First off, in their diatribes, referendum supporters claim that their title language is as straightforward as the referendum that ultimately repealed AO 2013-37 (S-2). They’re wrong. Read carefully and see if you can see the differences:
Note that the first makes no mention of what code changes were made – supporters of that referendum took on the responsibility of educating voters as to the content of the ordinance and requesting a no vote. The second, however, does discuss the changes and, moreover, does so incompletely. Specifically, it ignores part of the title and the language of the ordinance that allows parties before the Equal Rights Commission to be represented by counsel throughout the process.
That section was intentionally inserted by the original author, Bill Evans, who practices labor law (generally on behalf of employers). As a manager I’ve dealt with these sorts of issues and saw the wisdom of the approach so as we worked on various drafts it remained intact. That’s good news for employers, but completely overlooked in the referendum sponsors’ application.

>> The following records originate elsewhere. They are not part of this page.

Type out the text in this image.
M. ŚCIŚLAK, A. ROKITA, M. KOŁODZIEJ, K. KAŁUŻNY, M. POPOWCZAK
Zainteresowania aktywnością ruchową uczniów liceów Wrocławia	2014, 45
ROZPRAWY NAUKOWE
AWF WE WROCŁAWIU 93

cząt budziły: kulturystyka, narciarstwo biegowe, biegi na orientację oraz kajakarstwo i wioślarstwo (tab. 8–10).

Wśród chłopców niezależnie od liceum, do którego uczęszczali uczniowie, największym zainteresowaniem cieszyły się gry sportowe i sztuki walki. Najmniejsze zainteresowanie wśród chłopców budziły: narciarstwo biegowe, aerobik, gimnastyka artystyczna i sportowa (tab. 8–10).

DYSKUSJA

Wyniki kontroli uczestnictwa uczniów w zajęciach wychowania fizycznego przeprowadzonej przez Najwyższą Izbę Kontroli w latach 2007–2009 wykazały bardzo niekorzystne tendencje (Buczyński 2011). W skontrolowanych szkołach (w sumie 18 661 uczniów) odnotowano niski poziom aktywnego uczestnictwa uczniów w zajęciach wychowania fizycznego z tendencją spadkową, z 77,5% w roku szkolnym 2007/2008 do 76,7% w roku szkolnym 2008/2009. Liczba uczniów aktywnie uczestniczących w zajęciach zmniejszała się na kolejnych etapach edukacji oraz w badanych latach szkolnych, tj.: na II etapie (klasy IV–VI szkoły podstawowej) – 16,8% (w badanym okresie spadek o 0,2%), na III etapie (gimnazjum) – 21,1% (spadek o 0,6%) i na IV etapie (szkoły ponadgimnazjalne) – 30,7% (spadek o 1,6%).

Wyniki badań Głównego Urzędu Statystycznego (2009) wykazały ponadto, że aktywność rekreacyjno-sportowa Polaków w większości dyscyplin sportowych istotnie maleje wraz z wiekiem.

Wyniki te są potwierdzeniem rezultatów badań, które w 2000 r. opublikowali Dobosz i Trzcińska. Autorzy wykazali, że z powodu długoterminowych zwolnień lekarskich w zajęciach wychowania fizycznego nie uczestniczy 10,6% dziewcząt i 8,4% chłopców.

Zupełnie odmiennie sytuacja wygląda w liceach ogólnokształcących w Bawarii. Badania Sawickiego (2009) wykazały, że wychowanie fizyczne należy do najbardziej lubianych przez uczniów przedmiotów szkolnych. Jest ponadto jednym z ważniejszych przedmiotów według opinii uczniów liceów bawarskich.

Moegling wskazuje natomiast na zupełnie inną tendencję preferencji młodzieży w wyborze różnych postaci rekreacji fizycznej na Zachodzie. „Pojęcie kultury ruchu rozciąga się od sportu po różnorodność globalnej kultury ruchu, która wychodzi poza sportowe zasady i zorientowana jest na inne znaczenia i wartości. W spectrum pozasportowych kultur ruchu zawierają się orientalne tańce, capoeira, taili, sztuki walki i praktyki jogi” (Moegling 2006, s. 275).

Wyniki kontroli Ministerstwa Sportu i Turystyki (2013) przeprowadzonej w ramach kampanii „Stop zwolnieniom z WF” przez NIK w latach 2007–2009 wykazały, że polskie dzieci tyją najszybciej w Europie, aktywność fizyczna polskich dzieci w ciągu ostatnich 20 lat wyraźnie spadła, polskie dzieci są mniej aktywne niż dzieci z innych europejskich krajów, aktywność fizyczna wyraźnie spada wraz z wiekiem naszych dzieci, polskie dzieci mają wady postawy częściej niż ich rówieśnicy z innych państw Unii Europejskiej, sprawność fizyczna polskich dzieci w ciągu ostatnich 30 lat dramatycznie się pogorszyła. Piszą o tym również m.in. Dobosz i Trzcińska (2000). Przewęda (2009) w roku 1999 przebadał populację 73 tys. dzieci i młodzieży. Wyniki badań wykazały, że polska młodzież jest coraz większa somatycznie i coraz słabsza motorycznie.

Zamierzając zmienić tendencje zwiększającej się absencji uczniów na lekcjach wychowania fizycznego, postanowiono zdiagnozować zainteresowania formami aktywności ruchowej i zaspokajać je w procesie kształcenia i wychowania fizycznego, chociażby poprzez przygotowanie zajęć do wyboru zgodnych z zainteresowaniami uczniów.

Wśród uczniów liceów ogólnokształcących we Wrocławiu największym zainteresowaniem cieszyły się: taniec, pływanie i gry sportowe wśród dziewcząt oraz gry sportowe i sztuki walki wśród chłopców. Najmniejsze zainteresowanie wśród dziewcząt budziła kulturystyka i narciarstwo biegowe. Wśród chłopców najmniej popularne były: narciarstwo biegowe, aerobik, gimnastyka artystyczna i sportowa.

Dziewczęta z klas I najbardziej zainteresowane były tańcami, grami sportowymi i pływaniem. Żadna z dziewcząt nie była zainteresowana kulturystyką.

What’s more interesting about the referendum sponsors’ complaints is the complete lack of recognition that the municipal attorney’s office did not reject their application; instead it noted flaws and suggested remedies. The labor ordinance referendum sponsors were offered no such advice; it was flatly rejected by the previous municipal attorney on grounds that the matter was “administrative” and therefore not subject to the referendum process. The labor referendum sponsors therefore had to take the matter to the Superior Court and won, thus overturning the then-municipal attorney’s decision.
So, if you’re sponsoring a referendum, which would you prefer – a flat rejection or help getting the language right? Now I can see why referendum sponsors might not like the municipal attorney’s current suggestion:
Shall WO 2015-96(S-1)(as amended) which amended the Equal Rights Title of the Anchorage Municipal Code (Title 5) to prohibit discrimination within the Municipality on the bases of sexual orientation or gender identity in the sale, rental or use real property, financing, employment, places of public accommodations, educational institutions, and practices of the Municipality; to codify certain religious and other exemptions; and to expand the lawyer’s role in fact-finding conferences before the Anchorage Equal Rights Commission, be repealed?
Long titles can get confusing to those who don’t read them regularly and, perhaps, the question might be better framed if “be repealed” were instead “remain law?” So, were the referendum sponsors to seek my counsel (highly unlikely) I’d suggest they sit down with the municipal attorney’s staff and suggest the language be vastly simplified without the sponsors’ original editorial content; something like, “Shall AO No. 2015-96 (S-1) (as amended), amending Title 5 of the Anchorage Municipal Code, Equal Rights, remain law?” or simply ask that final clause be amended as suggested above.
Who knows, maybe they’ll actually do that. Or maybe they’ll just keep playing the martyr card.